Ritual
Glossary
Terminology Used in the Ritual Ecosystem
Ritual Knowledge Hub
Ritual Glossary
A simple portal with definitions and explanations of the terminology used in the Ritual ecosystem and across the protocol.
Ritual
Ritual is an open AI infrastructure platform for providing and using decentralized, secure, and efficient computation services.
Infernet Node
The Infernet Node is a lightweight off-chain client that fulfills compute workloads by listening for on-chain or off-chain requests and delivering workflow outputs and optional proofs via on-chain transactions or the off-chain API.
Ritual SDK
The Infernet SDK is a set of smart contracts allowing users to subscribe to off-chain compute workload outputs. The SDK enables smart contracts to request compute (either on- or off-chain via EIP-712 signed subscriptions), and receive a callback from an Infernet Node when the compute workload has been processed.
Ritual Superchain
The Ritual Superchain is an execution layer to support AI-native operations. Ritual’s crypto-economic AI coprocessor supports computational tasks within the network to power a new generation of AI-enabled smart dApps.
A suite of sovereign modular execution layers, each containing specialized Stateful Precompiles (SPCs) overfit to different classes of arbitrary computation, mostly revolving around AI models, ranging from classical to foundation models.
Subscriptions
As the core units of the Infernet SDK, subscriptions are a request (eitehr one-time or recurring) made by a compute consumer to an Infernet node, instructing it to process some compute. Users initiate compute subscriptions; nodes fulfill subscriptions.
Infernet ML
The Infernet ML library is a Python SDK providing a set of easy-to-use abstractions for creating and deploying machine learning workflows. It provides an interface for data pre-processing, inference, and post-processing.
Off-chain Jobs (web2 requests)
Jobs that are processed off-chain with the result being delivered off-chain.
On-chain Subscriptions (web3 requests)
Compute that is requested from a smart contract which is processed off-chain and the verifiable result being delivered back to the smart contract.
Delegated Subscriptions (web2 to web3 requests)
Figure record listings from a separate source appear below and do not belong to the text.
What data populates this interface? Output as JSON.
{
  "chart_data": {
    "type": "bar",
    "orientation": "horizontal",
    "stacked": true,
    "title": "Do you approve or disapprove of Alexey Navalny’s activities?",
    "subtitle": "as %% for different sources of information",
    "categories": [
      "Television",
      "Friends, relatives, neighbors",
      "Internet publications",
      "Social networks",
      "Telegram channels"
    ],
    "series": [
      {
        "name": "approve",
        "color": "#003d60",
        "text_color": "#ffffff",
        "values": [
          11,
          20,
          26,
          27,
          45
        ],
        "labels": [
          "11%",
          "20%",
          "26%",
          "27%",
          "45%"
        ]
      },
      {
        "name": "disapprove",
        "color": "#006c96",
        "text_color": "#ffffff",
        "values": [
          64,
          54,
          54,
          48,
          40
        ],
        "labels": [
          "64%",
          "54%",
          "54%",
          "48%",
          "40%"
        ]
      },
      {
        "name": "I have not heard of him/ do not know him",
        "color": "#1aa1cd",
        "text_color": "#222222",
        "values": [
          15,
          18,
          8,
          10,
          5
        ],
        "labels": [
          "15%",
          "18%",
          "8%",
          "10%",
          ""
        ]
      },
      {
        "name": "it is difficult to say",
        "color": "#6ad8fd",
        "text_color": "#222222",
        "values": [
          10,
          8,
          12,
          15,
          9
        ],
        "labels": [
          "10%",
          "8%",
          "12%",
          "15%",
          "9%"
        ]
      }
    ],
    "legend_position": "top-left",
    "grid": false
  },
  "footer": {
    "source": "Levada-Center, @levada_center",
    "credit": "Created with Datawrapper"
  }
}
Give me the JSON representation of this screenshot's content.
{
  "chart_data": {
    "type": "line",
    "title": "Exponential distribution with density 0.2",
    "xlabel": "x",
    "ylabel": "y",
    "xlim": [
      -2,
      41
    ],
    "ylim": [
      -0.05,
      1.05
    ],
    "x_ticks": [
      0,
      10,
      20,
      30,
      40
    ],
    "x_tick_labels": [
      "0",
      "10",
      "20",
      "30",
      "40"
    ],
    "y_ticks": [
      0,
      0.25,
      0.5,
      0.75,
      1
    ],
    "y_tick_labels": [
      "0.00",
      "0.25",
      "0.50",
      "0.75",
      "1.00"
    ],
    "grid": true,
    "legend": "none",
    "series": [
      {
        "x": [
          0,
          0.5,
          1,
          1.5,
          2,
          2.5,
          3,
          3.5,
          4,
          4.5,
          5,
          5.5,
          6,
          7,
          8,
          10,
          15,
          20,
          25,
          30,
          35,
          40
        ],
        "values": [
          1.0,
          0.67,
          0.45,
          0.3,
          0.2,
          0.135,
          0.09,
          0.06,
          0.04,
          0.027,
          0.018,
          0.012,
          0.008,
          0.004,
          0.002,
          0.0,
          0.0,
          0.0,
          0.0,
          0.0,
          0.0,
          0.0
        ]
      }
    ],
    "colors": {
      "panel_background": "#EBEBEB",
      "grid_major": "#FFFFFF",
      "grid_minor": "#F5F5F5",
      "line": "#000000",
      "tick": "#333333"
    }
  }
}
Requesting a compute via HTTP request with the result being delivered to a smart contract.
Guardians
Guardians enable nodes to control what computations and outputs are acceptable to execute, providing nodes with full autonomy on controlling the ingress and egress of model objects.
Routers
Routers are responsible for optimally routing AI tasks (such as completion, chat, summarization) and embeddings for web2 applications to nodes.
Node Set
The Ritual Superchain consists of different classes of nodes with different functionalities and resource requirements. This includes full and validator nodes, as well as Ritual specific nodes (proof nodes, model caching nodes, and privacy nodes).
Models
Models are first-class, primitive objects within the Ritual protocol and are consumed by SPCs. Nodes can persist models locally or fetch them from a permissionless model registry.
Stateful Precompiles (SPCs)
Stateful precompiles (SPCs) are precompiles with state access. The Ritual protocol requires hyper-optimized operations which can efficiently compute a variety of AI model specific functionality. Some SPCs:
- can be implemented as a composition of other SPCs (i.e. finetuning & inference)
- can fully exploit various types of parallelism (i.e. embeddings)
- are sequential by construction
General Message Passing (GMP)
General Message Passing is used to allow applications (on any chain) to tap into the Superchain’s execution functionality via compact, bi-directional transports.
Portals
Portals use native smart contracts to enable data evaluation on source chains, before tapping the Ritual Superchain. As such, Portals minimize data sent between chains by optimizing for static analysis of AI model inputs which localizes compute to source chains.
Frenrug
Frenrug is an on-chain AI agent managing a portfolio of Frentech keys and is powered by Ritual.